Penyaluran ZISWAF langsung di atas memerlukan beberapa kondisi pendukung.  Pertama, perlu dibangun database Penerima ZISWAF yang dapat dipercaya misal dengan melibatkan Ketua RT/RW atau Kelurahan/Desa. Hal ini tidak mudah, tapi sekali terbentuk, akan sangat bermanfaat.  Alternatifnya menggunakan data lain yang tersedia misal data bantuan langsung tunai.  Database diupdate periodik. 

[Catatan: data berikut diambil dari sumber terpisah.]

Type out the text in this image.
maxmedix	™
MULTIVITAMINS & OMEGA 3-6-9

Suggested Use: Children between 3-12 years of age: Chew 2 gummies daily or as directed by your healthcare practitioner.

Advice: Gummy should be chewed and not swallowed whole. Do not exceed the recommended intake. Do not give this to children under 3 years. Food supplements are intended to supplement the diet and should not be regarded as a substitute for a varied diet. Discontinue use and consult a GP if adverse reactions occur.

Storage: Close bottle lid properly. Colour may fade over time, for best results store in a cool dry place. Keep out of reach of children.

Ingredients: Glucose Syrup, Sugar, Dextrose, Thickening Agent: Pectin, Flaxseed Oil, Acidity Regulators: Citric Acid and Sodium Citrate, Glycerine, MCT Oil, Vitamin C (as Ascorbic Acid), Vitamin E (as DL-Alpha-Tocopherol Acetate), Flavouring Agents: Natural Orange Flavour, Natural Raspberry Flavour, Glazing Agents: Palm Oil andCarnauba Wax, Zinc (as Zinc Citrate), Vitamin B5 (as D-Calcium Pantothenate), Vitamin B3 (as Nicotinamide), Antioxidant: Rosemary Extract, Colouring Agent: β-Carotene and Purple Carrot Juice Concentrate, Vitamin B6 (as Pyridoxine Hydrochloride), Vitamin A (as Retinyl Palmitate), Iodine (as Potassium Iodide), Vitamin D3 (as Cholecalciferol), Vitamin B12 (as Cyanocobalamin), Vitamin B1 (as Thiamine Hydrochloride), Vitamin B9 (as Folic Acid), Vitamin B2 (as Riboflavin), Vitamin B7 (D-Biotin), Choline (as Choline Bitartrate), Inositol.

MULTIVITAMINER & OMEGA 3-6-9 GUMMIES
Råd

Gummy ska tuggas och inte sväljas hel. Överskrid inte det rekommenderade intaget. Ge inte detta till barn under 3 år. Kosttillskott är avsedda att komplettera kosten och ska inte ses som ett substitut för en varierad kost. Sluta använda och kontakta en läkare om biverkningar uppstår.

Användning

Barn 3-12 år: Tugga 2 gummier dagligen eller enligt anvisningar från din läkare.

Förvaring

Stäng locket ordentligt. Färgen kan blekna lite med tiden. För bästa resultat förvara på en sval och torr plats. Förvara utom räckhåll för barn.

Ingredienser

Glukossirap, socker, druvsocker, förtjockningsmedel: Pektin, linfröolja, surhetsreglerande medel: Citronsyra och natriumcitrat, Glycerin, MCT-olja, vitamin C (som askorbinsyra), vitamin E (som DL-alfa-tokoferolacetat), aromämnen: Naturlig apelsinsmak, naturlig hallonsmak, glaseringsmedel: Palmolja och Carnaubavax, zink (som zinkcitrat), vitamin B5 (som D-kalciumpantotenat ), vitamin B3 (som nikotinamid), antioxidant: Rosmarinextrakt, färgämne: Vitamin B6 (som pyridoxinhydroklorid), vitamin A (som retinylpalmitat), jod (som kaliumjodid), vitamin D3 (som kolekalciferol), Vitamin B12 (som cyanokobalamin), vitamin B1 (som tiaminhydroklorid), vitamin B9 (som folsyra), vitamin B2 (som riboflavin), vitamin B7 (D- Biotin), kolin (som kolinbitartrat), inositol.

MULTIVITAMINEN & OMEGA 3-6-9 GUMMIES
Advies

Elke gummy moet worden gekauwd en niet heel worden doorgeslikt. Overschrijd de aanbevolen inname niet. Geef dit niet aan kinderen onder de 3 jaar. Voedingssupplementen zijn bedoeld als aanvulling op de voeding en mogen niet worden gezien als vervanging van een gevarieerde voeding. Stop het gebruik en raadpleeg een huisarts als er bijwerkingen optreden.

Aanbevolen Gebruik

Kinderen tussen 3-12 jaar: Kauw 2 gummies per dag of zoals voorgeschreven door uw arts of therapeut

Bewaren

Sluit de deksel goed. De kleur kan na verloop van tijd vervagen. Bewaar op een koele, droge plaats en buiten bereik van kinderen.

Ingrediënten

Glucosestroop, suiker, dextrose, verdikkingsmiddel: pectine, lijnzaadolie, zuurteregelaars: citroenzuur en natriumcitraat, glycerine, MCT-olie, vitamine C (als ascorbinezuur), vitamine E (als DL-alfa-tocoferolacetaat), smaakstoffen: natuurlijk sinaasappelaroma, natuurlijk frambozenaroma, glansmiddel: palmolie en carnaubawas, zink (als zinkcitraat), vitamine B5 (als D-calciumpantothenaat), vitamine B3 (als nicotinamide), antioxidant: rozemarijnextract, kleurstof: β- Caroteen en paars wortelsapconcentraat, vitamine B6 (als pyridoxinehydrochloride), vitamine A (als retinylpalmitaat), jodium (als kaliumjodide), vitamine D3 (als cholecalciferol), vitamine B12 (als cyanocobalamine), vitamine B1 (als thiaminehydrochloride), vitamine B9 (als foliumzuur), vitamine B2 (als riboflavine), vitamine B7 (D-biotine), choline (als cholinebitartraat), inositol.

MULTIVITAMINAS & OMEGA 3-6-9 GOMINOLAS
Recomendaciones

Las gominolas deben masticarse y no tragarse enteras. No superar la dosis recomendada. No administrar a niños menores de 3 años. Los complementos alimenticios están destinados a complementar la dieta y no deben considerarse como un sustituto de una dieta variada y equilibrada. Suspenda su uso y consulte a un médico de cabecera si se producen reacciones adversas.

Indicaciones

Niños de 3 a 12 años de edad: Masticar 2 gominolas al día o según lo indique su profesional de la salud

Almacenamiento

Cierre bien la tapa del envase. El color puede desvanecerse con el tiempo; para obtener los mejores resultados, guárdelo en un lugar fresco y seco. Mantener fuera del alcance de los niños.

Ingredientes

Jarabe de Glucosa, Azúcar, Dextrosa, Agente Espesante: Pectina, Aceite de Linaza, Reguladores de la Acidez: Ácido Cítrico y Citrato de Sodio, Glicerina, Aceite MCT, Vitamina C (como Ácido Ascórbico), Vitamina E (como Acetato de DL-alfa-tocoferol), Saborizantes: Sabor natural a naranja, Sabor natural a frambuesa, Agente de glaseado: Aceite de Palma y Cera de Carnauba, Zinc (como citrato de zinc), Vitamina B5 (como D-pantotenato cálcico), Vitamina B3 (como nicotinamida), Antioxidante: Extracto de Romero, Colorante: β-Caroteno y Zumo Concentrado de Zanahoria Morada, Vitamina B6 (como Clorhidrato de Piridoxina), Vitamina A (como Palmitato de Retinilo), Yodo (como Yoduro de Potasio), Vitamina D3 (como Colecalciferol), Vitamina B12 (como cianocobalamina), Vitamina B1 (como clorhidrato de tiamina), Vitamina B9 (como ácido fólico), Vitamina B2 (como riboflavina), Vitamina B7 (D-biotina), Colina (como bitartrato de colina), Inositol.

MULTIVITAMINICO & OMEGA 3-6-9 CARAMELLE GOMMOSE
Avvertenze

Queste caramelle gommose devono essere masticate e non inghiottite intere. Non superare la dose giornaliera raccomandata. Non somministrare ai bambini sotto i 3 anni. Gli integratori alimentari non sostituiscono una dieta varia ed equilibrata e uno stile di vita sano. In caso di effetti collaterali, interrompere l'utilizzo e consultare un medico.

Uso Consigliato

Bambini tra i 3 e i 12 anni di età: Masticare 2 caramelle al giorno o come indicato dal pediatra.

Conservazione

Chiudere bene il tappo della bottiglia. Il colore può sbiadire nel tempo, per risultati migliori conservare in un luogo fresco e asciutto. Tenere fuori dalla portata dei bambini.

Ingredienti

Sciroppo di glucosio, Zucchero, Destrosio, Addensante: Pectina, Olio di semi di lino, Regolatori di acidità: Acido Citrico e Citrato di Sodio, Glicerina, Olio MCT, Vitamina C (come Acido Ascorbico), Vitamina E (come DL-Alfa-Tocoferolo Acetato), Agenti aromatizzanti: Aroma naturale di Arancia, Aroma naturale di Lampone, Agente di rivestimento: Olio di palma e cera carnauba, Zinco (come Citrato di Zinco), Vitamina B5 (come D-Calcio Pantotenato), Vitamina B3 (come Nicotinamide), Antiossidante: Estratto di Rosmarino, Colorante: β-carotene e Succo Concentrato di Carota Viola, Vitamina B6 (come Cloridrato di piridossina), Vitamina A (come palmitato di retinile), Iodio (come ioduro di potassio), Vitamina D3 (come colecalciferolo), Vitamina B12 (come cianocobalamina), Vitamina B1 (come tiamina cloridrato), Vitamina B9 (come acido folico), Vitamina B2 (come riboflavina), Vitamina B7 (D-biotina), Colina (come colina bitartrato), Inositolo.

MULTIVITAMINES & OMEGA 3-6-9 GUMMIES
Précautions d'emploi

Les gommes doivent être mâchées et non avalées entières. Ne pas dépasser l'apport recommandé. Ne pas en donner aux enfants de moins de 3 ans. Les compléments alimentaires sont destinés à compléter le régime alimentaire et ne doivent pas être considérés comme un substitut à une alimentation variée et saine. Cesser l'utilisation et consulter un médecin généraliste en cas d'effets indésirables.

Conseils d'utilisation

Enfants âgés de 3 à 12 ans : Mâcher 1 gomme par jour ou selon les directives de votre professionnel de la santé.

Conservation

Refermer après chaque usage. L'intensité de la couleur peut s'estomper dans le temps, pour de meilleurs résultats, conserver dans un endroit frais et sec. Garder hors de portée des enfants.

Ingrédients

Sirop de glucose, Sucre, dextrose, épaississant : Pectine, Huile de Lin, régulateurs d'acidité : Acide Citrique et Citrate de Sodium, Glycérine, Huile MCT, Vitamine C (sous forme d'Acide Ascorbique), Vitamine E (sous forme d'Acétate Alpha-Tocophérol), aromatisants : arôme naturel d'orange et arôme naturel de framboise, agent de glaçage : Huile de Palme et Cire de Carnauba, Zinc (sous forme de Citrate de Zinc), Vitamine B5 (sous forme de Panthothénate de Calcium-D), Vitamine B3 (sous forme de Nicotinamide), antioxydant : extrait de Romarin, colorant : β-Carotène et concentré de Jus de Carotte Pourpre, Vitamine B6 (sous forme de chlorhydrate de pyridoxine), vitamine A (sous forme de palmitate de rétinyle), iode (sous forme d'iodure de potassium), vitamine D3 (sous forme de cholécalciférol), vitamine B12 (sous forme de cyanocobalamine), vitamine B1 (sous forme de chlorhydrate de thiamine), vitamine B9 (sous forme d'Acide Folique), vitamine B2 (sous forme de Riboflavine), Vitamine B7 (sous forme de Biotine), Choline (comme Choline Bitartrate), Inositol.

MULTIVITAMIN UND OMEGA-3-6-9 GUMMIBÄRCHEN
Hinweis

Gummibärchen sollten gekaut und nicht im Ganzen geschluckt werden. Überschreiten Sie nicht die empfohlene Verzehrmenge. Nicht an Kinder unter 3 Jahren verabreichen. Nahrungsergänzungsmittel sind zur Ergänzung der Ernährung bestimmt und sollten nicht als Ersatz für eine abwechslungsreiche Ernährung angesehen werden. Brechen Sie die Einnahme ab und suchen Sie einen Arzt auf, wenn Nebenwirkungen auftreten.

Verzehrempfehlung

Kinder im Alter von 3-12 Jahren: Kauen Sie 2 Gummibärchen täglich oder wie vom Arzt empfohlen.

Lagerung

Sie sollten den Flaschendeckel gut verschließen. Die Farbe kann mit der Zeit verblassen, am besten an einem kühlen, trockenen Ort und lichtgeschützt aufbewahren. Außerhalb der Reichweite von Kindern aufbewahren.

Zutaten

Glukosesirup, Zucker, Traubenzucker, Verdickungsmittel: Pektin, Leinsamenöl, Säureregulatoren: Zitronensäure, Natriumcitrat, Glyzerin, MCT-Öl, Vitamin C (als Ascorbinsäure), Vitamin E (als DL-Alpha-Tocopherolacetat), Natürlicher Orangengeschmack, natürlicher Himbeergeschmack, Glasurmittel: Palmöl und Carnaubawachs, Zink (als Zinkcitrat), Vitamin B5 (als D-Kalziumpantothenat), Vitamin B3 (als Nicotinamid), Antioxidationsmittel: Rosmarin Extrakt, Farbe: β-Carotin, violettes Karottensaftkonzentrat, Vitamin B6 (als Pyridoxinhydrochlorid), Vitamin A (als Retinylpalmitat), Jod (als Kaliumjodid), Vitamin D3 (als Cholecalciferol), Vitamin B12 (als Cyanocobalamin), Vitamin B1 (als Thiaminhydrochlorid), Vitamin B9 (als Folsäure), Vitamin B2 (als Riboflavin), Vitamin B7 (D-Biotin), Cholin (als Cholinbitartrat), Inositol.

Kedua, perlu penyesuaian ketentuan di Undang-undang no. 21/2008 tentang Perbankan Syariah pasal 4 ayat (2) yang berbunyi “Bank Syariah dan UUS dapat menjalankan fungsi sosial dalam bentuk lembaga baitul mal, yaitu menerima dana yang berasal dari zakat, infak, sedekah, hibah, atau dana sosial lainnya dan menyalurkannya kepada organisasi pengelola zakat”.  Penyesuaiannya menjadi “… dan dapat menyalurkannya secara langsung kepada Penerima ZISWAF” atau bank syariah diperkenankan sebagai Amil dan Nazhir sekaligus.
Ketiga, dalam membangun sistem penghimpunan dan penyaluran di atas, bank syariah memerlukan dana investasi untuk teknologi dll.  Mengingat bank syariah yang melakukan penghimpunan dan penyaluran langsung, maka bank syariah seyogyanya diperkenankan menerima dana Amil (“fee” Pengumpul ZIS) dan “fee” Pengumpul Wakaf untuk membantu biaya investasi tersebut.  Dana Amil dan fee Pengumpul Wakaf dapat dibagi juga untuk membangun database Penerima ZISWAF.  Pihak lain yang terlibat seperti warung sembako atau minimarket, telah mendapatkan keuntungan karena dapat menjual sembako dari outlet mereka kepada Penerima ZIS.

Keempat, program pendampingan sederhana kepada Usaha Kecil Penerima Wakaf (secara berkelompok) yg dapat dilakukan oleh pegawai bank syariah terdekat sebagai bagian employee volunteering dari program Keuangan Berkelanjutan (sustainable finance) atau maqashid syariah bank syariah.
Kelima, hal-hal strategis atau teknis lain yang dapat dilakukan secara gotong-royong oleh semua pihak terkait. Semoga program di atas secara efisien dapat membantu masyarakat Indonesia secara bertahap menuju ke taraf hidup yang lebih baik.  Aamiin.